Unfortunately the doctor had not arrived for her shift as yet however the Receptionist could see what was happening and she immediately called the Doctor and asked for assistance. She told the Receptionist to administer antihistamine at once, which she did.

By this stage I had noticed that J was becoming enveloped in a large dark purple rash. I was pacing, holding J, consoling him all the while checking to see where the ambulance was. I have to admit that I was thrilled when I heard the sirens in the distance and seeing the paramedics arrive. Help was here!

The paramedics assessed J and we were placed on a gurney with my son in my arms still screaming and crying.  I desperately wanted was to be taken to the emergency department and to have the doctors help J. His wailing screams were piercing my heart. My poor baby was in an utter state, he had no idea of what was going on and he could not comprehend the situation that we were in.

We arrived safely at the Emergency Department and we were taken straight in. I had never been to an ED before and it was an eye opener! The staff were brilliant, they were extremely professional and they were calm as cucumbers (unlike myself).

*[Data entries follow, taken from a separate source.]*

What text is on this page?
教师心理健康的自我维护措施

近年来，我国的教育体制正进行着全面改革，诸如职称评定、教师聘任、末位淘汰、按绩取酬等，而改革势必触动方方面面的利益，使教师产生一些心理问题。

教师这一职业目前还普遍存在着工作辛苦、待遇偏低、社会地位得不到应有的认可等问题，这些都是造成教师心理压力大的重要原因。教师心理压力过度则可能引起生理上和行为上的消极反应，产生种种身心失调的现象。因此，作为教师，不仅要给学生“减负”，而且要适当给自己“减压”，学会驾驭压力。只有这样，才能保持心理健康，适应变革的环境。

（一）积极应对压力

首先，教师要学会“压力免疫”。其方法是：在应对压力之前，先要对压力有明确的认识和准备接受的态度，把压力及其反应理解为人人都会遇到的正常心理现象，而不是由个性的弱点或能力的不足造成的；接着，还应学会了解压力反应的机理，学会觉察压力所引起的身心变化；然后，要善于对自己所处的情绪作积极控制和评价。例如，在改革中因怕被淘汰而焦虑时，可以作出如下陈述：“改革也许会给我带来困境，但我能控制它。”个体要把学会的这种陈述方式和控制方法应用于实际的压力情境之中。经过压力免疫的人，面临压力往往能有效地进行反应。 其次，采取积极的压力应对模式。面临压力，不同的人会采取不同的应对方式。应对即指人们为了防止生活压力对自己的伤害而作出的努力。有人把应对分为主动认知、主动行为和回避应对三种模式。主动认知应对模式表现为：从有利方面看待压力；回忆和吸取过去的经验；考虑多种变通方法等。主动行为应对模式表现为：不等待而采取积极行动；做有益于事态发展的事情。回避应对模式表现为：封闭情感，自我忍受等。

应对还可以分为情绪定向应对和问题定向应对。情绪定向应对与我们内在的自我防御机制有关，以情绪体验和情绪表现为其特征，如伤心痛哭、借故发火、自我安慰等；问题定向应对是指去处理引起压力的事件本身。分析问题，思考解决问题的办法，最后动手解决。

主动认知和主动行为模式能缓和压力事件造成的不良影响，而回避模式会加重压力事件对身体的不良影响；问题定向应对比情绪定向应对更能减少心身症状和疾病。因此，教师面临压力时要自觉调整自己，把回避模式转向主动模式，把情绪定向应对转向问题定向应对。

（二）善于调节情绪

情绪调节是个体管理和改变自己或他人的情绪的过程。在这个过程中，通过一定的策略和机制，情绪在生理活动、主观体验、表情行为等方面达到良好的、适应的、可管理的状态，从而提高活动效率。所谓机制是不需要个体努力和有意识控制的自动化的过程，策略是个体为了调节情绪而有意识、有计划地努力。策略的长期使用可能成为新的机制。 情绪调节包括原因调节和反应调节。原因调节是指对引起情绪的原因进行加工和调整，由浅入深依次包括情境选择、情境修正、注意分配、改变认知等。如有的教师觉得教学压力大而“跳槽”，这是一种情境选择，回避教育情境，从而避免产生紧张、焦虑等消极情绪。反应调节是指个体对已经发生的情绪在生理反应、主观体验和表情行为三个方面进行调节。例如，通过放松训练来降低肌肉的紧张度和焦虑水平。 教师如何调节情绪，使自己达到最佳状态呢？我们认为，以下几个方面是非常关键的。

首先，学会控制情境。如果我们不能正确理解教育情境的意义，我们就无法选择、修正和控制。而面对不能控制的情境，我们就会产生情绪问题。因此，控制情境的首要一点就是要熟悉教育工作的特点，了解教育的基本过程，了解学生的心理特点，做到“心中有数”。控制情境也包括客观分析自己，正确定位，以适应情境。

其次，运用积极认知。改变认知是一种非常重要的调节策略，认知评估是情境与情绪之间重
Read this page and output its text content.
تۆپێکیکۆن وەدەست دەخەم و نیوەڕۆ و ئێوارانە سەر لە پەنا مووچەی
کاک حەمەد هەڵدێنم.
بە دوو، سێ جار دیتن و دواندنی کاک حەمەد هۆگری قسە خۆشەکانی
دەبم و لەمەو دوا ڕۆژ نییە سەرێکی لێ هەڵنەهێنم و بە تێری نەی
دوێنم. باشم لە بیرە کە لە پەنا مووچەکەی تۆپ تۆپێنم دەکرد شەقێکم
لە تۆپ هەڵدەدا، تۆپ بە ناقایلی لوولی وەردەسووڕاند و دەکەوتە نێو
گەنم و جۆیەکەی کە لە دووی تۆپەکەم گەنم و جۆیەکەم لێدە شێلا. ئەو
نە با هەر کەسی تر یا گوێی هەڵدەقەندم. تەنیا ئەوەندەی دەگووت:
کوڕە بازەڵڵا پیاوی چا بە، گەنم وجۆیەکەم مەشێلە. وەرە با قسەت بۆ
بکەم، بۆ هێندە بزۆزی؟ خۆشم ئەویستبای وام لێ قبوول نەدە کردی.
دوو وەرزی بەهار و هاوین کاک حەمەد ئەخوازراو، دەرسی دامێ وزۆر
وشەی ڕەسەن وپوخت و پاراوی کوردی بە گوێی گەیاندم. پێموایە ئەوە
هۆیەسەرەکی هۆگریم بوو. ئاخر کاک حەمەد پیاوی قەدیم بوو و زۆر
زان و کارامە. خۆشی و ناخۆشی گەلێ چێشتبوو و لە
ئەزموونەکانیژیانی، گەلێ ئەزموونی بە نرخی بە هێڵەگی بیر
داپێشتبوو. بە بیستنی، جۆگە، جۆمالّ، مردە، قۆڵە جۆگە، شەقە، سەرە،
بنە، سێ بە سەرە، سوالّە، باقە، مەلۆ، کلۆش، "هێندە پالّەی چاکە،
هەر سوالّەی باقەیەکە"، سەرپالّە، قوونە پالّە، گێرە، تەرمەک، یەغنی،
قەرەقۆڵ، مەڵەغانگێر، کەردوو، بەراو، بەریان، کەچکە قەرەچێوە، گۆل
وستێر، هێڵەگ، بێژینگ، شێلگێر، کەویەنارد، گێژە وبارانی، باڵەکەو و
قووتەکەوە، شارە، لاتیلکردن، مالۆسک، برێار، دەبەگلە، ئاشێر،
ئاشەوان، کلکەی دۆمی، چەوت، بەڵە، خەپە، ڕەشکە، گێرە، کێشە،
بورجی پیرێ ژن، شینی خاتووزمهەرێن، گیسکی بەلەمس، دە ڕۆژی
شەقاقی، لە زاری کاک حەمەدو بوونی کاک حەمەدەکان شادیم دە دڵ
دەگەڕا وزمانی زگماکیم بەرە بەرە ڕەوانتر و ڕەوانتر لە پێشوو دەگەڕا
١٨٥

I noted that there was an elderly man having a heart attack in one of the cubicles so we were not the most severe case and we had to wait our turn. While we waited I watched J’s dark purple rash get larger and larger, it was nearly all-encompassing his body by this stage. J was scratching wherever his little hands could reach and he was the same colour as Grimace (the fast food character), he was an itchy mess. A young nurse came and inserted a cannula into the top of  J’s tiny hand, just in case he needed any medication quickly. That only made things worse for J, he was desperately trying to take the cannula out.

When time allowed a doctor came and saw us, he told us that it looked like J was severely allergic to eggs and that he should be assessed by an allergy specialist. Then on his instructions another nurse administered more antihistamine and we took off all of J’s clothes, my heart sank, this rash was everywhere.

The doctor wanted to observe J for a while to make sure that he did not need an injection of epinephrine so after 4 hours or so, we were discharged. That was the start of our anaphylaxis journey and the story of the first day I opened the doors to Harringtons Realty. I will never forget it.


Being a sick child, J spent a lot of time with me at my office. I had a small crèche that was had set up in the corner, being the boss made this an easy decision to make – and a necessary one.

I loved having J there but let’s face it, this was not ideal. Just owning a business is stressful let alone adding a baby into the mix, but I was already all in, I had financial commitments and there was nothing I could do but make the best of it.

I managed some how to get through it, with support of my husband and family (who helped out with babysitting and who also did a lot of cleaning for us). I had a successful business!

Between doctors visits, inspections, meetings, feedings, specialists, sleeping, medicine, creams and crying I made it work.

Having a high care baby means that there was a lot of time working from home and not being able to physically make it into the office. I have had to reschedule countless meetings or bring my son with me to appointments. As most working mums know you do what you have to do – “no ifs buts or maybes”.

I am blessed though, I have been very fortunate to have some of the best clients in the world. I have never had one client say that they felt it was inappropraite that my son was with me during our meeting, in fact many enjoyed the time spent with him. I remember having to call a client (and holding back tears) because a “poonami” had erupted in the car on the way to meet them at a new property they had just purcahsed – they were very understanding.

My clients have cuddled J, they have bounced him on their laps and they have watched him grow over the years. I think that this is what being a working mum is all about – acceptance, patience and flexibility.

– Tracie

P.S. I later found out that I had popped the tyre on my car and a very kind mechanic who worked at the petrol station across the road from the doctors fixed it for me that day free of chargeeggy soldiers. People are kind.